Shellfish and fish bone matter from Aboriginal middens (waste piles, sometimes vast ones, built up over many centuries) was a common material used in early European road building in Australia. Middens were also burned to create lime for mortar for brickwork.
As neither limestone nor chalk was to be found in the vicinity of Sydney Cove; oyster shells found in Aboriginal middens all along the coast were burnt for lime. When these were exhausted the bays and inlets were dredged for live oysters.
The lime was sold in Sydney for a shilling a bushel and a settlement for burning lime was established on the Hunter River in 1816. Convicts were employed burning lime from oyster shells in NSW, Melbourne and Moreton Bay (Brisbane) in the 1820s and 30s. The manufacture and trade of shell lime was continued by private settlers. Consequently shells can be easily seen in the mortar of older buildings in coastal and riverine New South Wales.
(These days Aboriginal middens and other Aboriginal places of significance are very strongly protected).
posted by Fiasco da Gama at 4:02 PM on October 7, 2014


IFIRC bones are primarily calcium carbonate

Hydroxyapatite, actually. Calcium phosphate with a hydroxyl anion thrown in for good measure. You can make a cement from calcium phosphate, too, but it's mostly used for orthopedic and dental surgery rather than building.
posted by mr_roboto at 4:17 PM on October 7, 2014


My above comment may have been a little confusing/less informative - Tricalcium phosphate, which is often interchangeably used with Calcium phosphate, "is one of the main combustion products of bone (see bone ash).", so it was basically just the equivalent/appropriate search tem.

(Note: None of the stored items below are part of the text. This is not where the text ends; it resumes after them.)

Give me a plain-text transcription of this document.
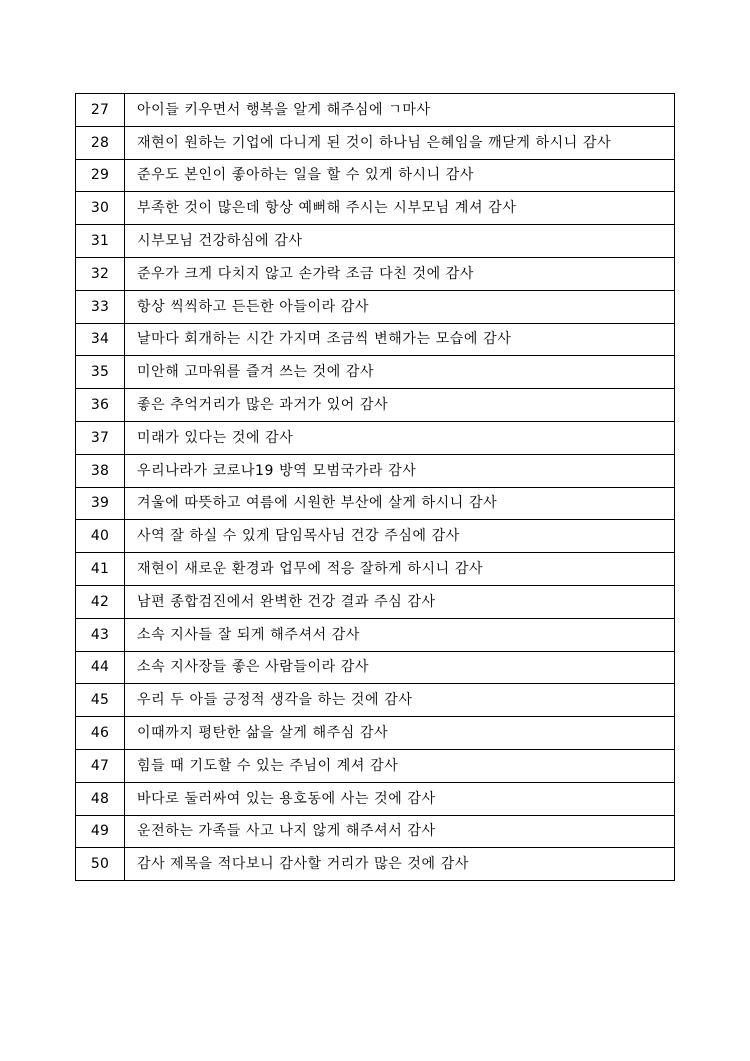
27	아이들 키우면서 행복을 알게 해주심에 ㄱ마사
28	재현이 원하는 기업에 다니게 된 것이 하나님 은혜임을 깨닫게 하시니 감사
29	준우도 본인이 좋아하는 일을 할 수 있게 하시니 감사
30	부족한 것이 많은데 항상 예뻐해 주시는 시부모님 계셔 감사
31	시부모님 건강하심에 감사
32	준우가 크게 다치지 않고 손가락 조금 다친 것에 감사
33	항상 씩씩하고 든든한 아들이라 감사
34	날마다 회개하는 시간 가지며 조금씩 변해가는 모습에 감사
35	미안해 고마워를 즐겨 쓰는 것에 감사
36	좋은 추억거리가 많은 과거가 있어 감사
37	미래가 있다는 것에 감사
38	우리나라가 코로나19 방역 모범국가라 감사
39	겨울에 따뜻하고 여름에 시원한 부산에 살게 하시니 감사
40	사역 잘 하실 수 있게 담임목사님 건강 주심에 감사
41	재현이 새로운 환경과 업무에 적응 잘하게 하시니 감사
42	남편 종합검진에서 완벽한 건강 결과 주심 감사
43	소속 지사들 잘 되게 해주셔서 감사
44	소속 지사장들 좋은 사람들이라 감사
45	우리 두 아들 긍정적 생각을 하는 것에 감사
46	이때까지 평탄한 삶을 살게 해주심 감사
47	힘들 때 기도할 수 있는 주님이 계셔 감사
48	바다로 둘러싸여 있는 용호동에 사는 것에 감사
49	운전하는 가족들 사고 나지 않게 해주셔서 감사
50	감사 제목을 적다보니 감사할 거리가 많은 것에 감사
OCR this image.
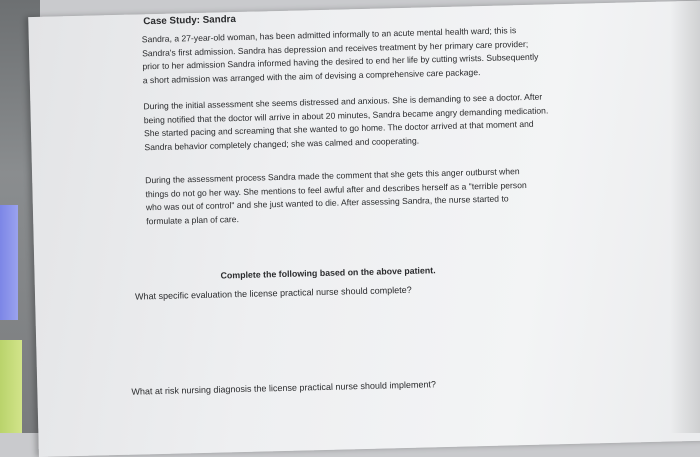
Case Study: Sandra
Sandra, a 27-year-old woman, has been admitted informally to an acute mental health ward; this is Sandra's first admission. Sandra has depression and receives treatment by her primary care provider; prior to her admission Sandra informed having the desired to end her life by cutting wrists. Subsequently a short admission was arranged with the aim of devising a comprehensive care package.
During the initial assessment she seems distressed and anxious. She is demanding to see a doctor. After being notified that the doctor will arrive in about 20 minutes, Sandra became angry demanding medication. She started pacing and screaming that she wanted to go home. The doctor arrived at that moment and Sandra behavior completely changed; she was calmed and cooperating.
During the assessment process Sandra made the comment that she gets this anger outburst when things do not go her way. She mentions to feel awful after and describes herself as a "terrible person who was out of control" and she just wanted to die. After assessing Sandra, the nurse started to formulate a plan of care.
Complete the following based on the above patient.
What specific evaluation the license practical nurse should complete?
What at risk nursing diagnosis the license practical nurse should implement?
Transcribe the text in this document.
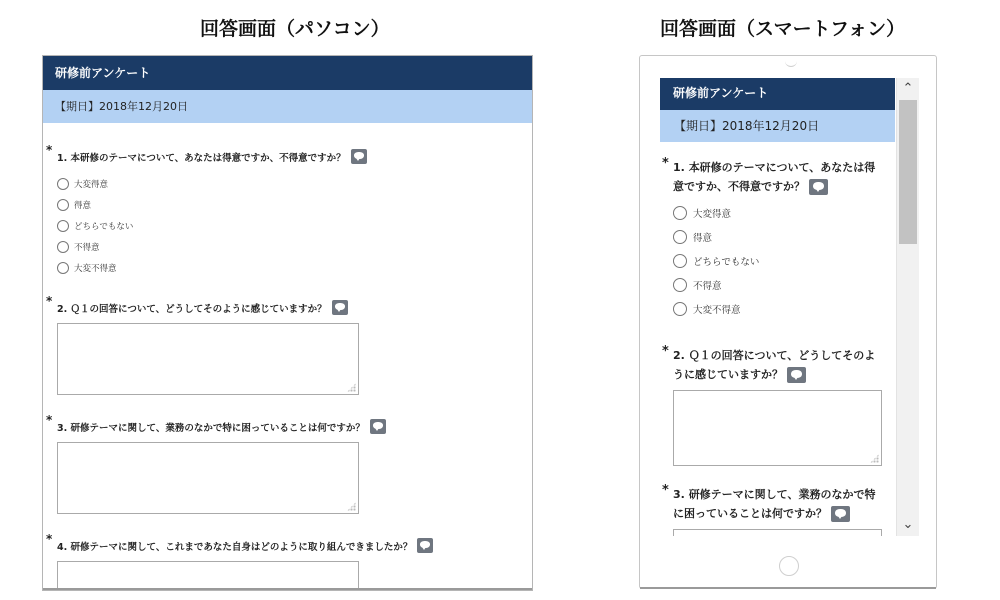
回答画面（パソコン）	回答画面（スマートフォン）
研修前アンケート
【期日】2018年12月20日
*
1. 本研修のテーマについて、あなたは得意ですか、不得意ですか？
大変得意
得意
どちらでもない
不得意
大変不得意
*
2. Ｑ１の回答について、どうしてそのように感じていますか？
*
3. 研修テーマに関して、業務のなかで特に困っていることは何ですか？
*
4. 研修テーマに関して、これまであなた自身はどのように取り組んできましたか？
研修前アンケート
【期日】2018年12月20日
* 1. 本研修のテーマについて、あなたは得意ですか、不得意ですか？
大変得意
得意
どちらでもない
不得意
大変不得意
* 2. Ｑ１の回答について、どうしてそのように感じていますか？
* 3. 研修テーマに関して、業務のなかで特に困っていることは何ですか？
⌃
⌄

And yeah, plenty of results for calcium phosphate as dental cement, and in bone china (usually about 30% bone ash content BTW), not so many results for regular concrete, other than that link above.

Still, concrete is pretty heavy. Around 5% bone filler would add up to a lot of bone, very quickly.
posted by Elysum at 7:58 PM on October 7, 2014


FWIW, my quick back-of-the-envelope calculation says that my house (2200 ft^2) has about 7000 square feet of drywall, which would weigh close to 10,000 pounds.

A dry human skeleton weighs about 10 - 15 pounds, so you'd need at the very least hundreds of people to drywall your house with some sort of bone-derived drywall.

Houses are heavy.
posted by Hatashran at 8:44 PM on October 7, 2014


Thank you all for your informative answers! I know very little about building and this is helpful. Assuming you do have hundreds and hundreds of people's skeletons, do you think a bone based drywall is possible?

The context of this whole thing, for the curious, is my developing an imaginary city for a story--they're an extremely practical, unsentimental people, to the extent that is shocking to outsiders. One way I thought this might manifest is that they wouldn't want to just bury bones if they could put their dead to good use. On the other hand, they're not morbid, and even they would be creeped out by anything which was recognizably a skeleton.
posted by Calicatt at 4:54 PM on October 8, 2014


a better use for bones (economically anyway) is to grind them up and use them as fertilizer. It would take such a large effort to make enough cement out of them that it isn't worth the effort. Bone meal is some great fertilizer however and if the society has not invented the haber-bosch process yet fertilizer is hard to come by.
posted by bartonlong at 9:58 PM on October 8, 2014


Didn't the Soviets do this out in the Gulags?